Chapitre 17
Une semaine plus tard.
Wilson était plongé dans la lecture d'un dossier, lorsqu'on frappa à la porte de son bureau. Il releva les yeux et s'exclama:
« Docteur Tcheng, bonjour !
- Bonjour à vous aussi, répondit l'acupuncteur en faisant un petit signe de la tête. Je sors de ma troisième séance avec votre ami et il m'a dit que vous étiez ici à l'hôpital, mais qu'en ce moment vous étiez... en « vacances particulières », selon ses termes ?
- Oh, euh... oui... Effectivement, je suis... comment dire... mon état de santé actuel nécessite une période de repos...
- Pardonnez mon indiscrétion, docteur Wilson, mais vous ne seriez pas... dépressif tout de même ?, fit le Chinois d'une voix inquiète.
- Moi ? Non ! Non, non, c'est juste que... J'ai besoin de faire un peu le point sur ma vie et... Oh et puis zut, je peux bien vous en parler, à vous... Quelques-uns de mes confrères sont déjà au courant, alors... Vous voulez bien fermer la porte, s'il vous plaît ?
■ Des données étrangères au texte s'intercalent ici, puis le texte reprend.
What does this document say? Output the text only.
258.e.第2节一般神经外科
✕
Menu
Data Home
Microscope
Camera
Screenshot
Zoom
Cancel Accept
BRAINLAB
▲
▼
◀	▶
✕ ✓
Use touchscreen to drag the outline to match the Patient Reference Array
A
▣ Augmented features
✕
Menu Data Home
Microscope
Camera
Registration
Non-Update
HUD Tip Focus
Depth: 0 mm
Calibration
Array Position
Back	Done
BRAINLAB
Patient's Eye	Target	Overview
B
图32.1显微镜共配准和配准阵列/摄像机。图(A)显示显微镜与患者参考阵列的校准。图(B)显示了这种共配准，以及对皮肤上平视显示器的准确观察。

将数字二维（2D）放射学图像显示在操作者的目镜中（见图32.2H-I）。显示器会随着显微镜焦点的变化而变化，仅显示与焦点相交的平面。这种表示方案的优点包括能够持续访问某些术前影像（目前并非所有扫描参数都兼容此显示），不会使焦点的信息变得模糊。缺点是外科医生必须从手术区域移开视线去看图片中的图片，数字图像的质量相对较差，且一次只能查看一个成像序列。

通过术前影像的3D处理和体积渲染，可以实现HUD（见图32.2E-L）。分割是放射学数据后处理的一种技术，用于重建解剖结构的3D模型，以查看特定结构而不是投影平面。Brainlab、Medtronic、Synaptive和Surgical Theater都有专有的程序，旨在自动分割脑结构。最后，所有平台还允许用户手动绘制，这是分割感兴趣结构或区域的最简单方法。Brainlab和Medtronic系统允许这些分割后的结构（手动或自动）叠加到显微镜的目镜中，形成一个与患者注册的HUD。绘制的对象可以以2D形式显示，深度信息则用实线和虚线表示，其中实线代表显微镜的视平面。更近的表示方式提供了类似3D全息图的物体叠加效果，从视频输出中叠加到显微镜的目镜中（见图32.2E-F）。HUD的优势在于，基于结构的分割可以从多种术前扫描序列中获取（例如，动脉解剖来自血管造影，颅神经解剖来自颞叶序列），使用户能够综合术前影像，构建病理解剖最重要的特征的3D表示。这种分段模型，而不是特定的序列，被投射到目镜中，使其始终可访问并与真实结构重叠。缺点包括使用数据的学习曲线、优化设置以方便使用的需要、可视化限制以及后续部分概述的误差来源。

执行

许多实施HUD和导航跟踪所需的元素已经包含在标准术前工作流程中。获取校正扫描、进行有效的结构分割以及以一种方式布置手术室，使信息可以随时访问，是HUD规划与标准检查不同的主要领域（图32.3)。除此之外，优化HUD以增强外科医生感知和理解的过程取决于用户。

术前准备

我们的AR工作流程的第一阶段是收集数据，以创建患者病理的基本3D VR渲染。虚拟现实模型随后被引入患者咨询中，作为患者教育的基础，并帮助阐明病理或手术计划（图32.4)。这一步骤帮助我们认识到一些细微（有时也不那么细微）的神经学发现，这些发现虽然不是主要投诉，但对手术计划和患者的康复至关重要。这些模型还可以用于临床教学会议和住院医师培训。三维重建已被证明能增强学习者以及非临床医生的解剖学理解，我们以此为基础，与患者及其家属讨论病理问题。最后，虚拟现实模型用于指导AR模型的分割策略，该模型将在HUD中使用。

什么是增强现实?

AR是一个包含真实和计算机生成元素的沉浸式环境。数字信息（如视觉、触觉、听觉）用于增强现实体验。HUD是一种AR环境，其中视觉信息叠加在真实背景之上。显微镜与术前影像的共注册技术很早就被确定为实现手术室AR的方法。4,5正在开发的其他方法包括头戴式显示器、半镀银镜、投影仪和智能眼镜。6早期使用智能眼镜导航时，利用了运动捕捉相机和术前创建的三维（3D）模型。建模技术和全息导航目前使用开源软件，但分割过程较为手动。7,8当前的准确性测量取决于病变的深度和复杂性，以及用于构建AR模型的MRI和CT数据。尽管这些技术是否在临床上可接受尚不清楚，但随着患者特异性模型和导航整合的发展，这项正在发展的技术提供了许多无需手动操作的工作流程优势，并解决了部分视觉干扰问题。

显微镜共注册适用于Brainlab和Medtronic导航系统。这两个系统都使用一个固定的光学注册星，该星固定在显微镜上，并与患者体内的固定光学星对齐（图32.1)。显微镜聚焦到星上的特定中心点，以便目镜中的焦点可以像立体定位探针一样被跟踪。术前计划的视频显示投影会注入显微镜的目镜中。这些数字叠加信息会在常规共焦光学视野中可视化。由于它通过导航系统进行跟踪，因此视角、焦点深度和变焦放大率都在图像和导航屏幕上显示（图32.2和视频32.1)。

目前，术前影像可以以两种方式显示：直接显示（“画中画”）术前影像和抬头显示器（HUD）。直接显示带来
- Bien sûr, docteur Wilson. »
L'oncologue raconta alors à l'acupuncteur ce qui lui était arrivé au cours des deux dernières semaines: la découverte de son hermaphrodisme, son examen gynécologique... Il soupira et reprit:
« Maintenant vous savez pourquoi je suis en arrêt, docteur Tcheng... Ma directrice ainsi que le docteur Megan Reeves – la psychologue qui me suit – pensent que je ne suis pas encore assez fort psychologiquement pour reprendre le travail... Je peux venir à l'hôpital accomplir des tâches administratives, ou éventuellement pratiquer des analyses en laboratoire, mais à la condition expresse que je ne rencontre aucun patient ! Si tout va bien, je devrais retrouver mes patients d'ici la fin du mois, voire début avril !
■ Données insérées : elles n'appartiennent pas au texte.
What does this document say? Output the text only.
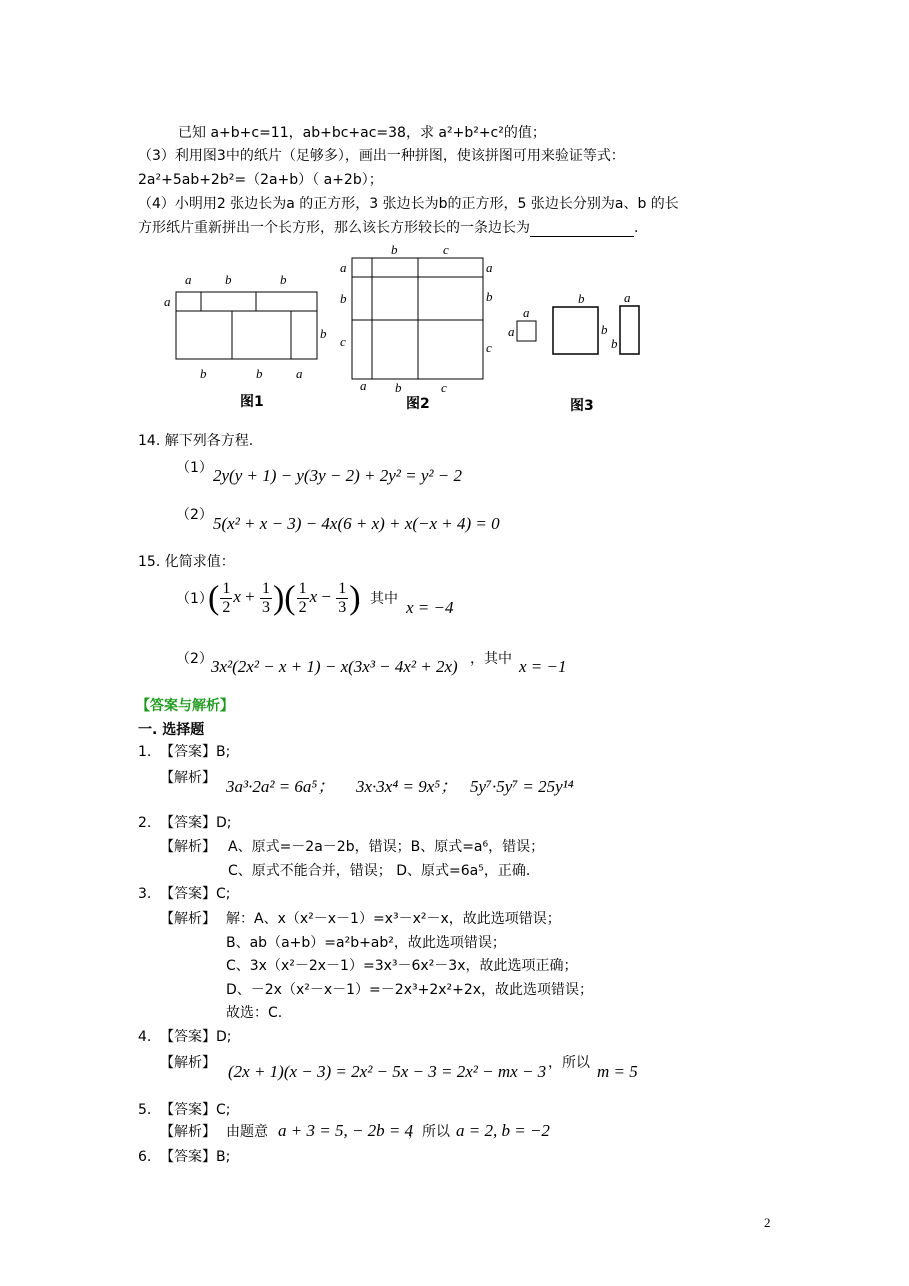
已知 a+b+c=11，ab+bc+ac=38，求 a²+b²+c²的值；
（3）利用图3中的纸片（足够多），画出一种拼图，使该拼图可用来验证等式：
2a²+5ab+2b²=（2a+b）（ a+2b）；
（4）小明用2 张边长为a 的正方形，3 张边长为b的正方形，5 张边长分别为a、b 的长
方形纸片重新拼出一个长方形，那么该长方形较长的一条边长为	.
a	b	b
a
b
b	b	a
图1
b	c
a
b
c
a
b
c
a b	c
图2
a
a
b
b
b
a
图3
14. 解下列各方程.
（1） 2y(y + 1) − y(3y − 2) + 2y² = y² − 2
（2） 5(x² + x − 3) − 4x(6 + x) + x(−x + 4) = 0
15. 化简求值：
（1）
( $\frac{1}{2}$ $x + \frac{1}{3}$ )( $\frac{1}{2}$ $x - \frac{1}{3}$ )
，其中 x = −4
（2）
3x²(2x² − x + 1) − x(3x³ − 4x² + 2x) ，其中 x = −1
【答案与解析】
一. 选择题
1. 【答案】B;
【解析】 3a³·2a² = 6a⁵； 3x·3x⁴ = 9x⁵； 5y⁷·5y⁷ = 25y¹⁴
2. 【答案】D;
【解析】 A、原式=－2a－2b，错误；B、原式=a⁶，错误；
C、原式不能合并，错误； D、原式=6a⁵，正确.
3. 【答案】C;
【解析】 解：A、x（x²－x－1）=x³－x²－x，故此选项错误；
B、ab（a+b）=a²b+ab²，故此选项错误；
C、3x（x²－2x－1）=3x³－6x²－3x，故此选项正确；
D、－2x（x²－x－1）=－2x³+2x²+2x，故此选项错误；
故选：C.
4. 【答案】D;
【解析】 (2x + 1)(x − 3) = 2x² − 5x − 3 = 2x² − mx − 3 ，所以 m = 5
5. 【答案】C;
【解析】 由题意 a + 3 = 5, − 2b = 4
，所以 a = 2, b = −2
6. 【答案】B;
2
- La vie nous réserve parfois de drôles de surprises..., fit le Chinois d'un air songeur.
- A qui le dites-vous !
- Et vos maux de ventre, vous en avez encore ?
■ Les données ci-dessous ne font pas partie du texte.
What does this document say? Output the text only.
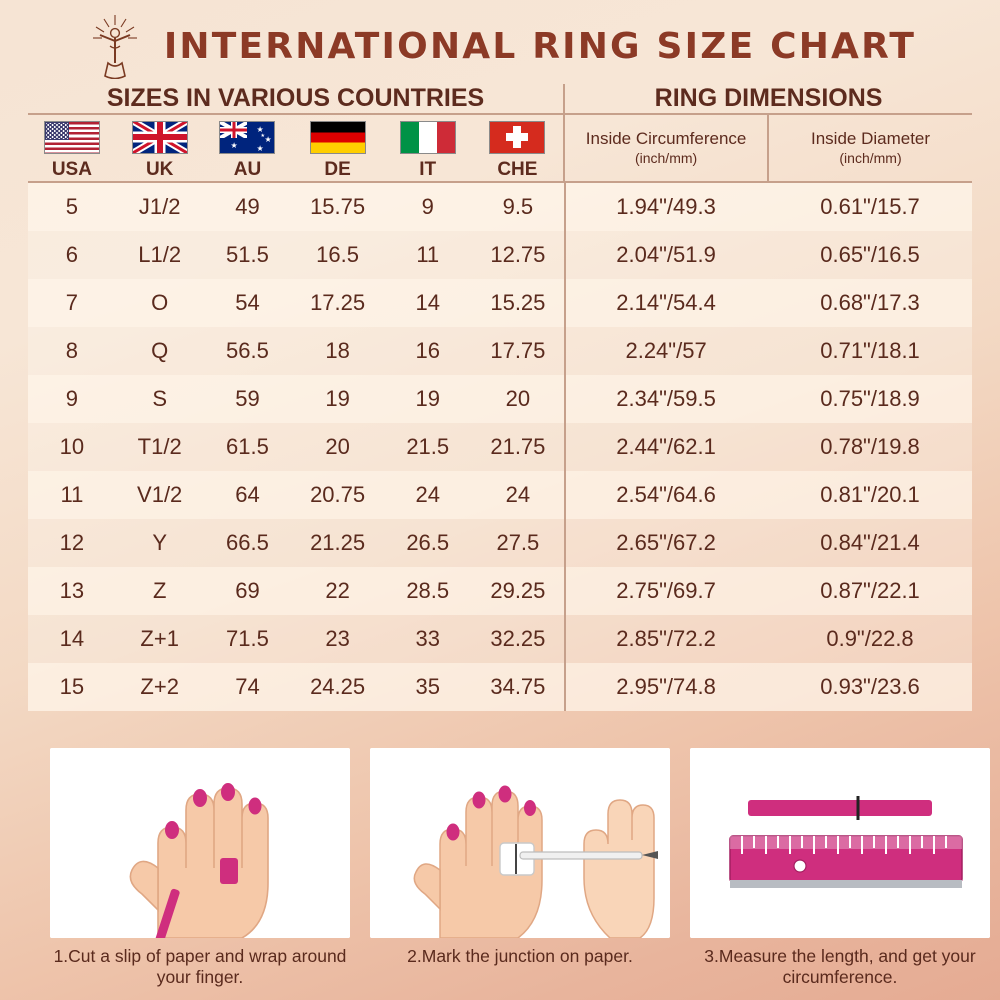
INTERNATIONAL RING SIZE CHART
SIZES IN VARIOUS COUNTRIES						RING DIMENSIONS	

		★
★
★
★
★				Inside Circumference
(inch/mm)	Inside Diameter
(inch/mm)

USA	UK	AU	DE	IT	CHE		

5	J1/2	49	15.75	9	9.5	1.94"/49.3	0.61"/15.7
6	L1/2	51.5	16.5	11	12.75	2.04"/51.9	0.65"/16.5
7	O	54	17.25	14	15.25	2.14"/54.4	0.68"/17.3
8	Q	56.5	18	16	17.75	2.24"/57	0.71"/18.1
9	S	59	19	19	20	2.34"/59.5	0.75"/18.9
10	T1/2	61.5	20	21.5	21.75	2.44"/62.1	0.78"/19.8
11	V1/2	64	20.75	24	24	2.54"/64.6	0.81"/20.1
12	Y	66.5	21.25	26.5	27.5	2.65"/67.2	0.84"/21.4
13	Z	69	22	28.5	29.25	2.75"/69.7	0.87"/22.1
14	Z+1	71.5	23	33	32.25	2.85"/72.2	0.9"/22.8
15	Z+2	74	24.25	35	34.75	2.95"/74.8	0.93"/23.6
1.Cut a slip of paper and wrap around your finger.
2.Mark the junction on paper.	3.Measure the length, and get your circumference.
- Non, j'en ai eu de temps en temps pendant les cinq jours de... mes... règles... Quand j'y repense, je comprends mieux maintenant pourquoi certaines femmes sont malades pendant cette période-là !
- Vous savez que l'acupuncture peut neutraliser les douleurs gynécologiques ?
- Vraiment ?, fit Wilson, surpris et intéressé.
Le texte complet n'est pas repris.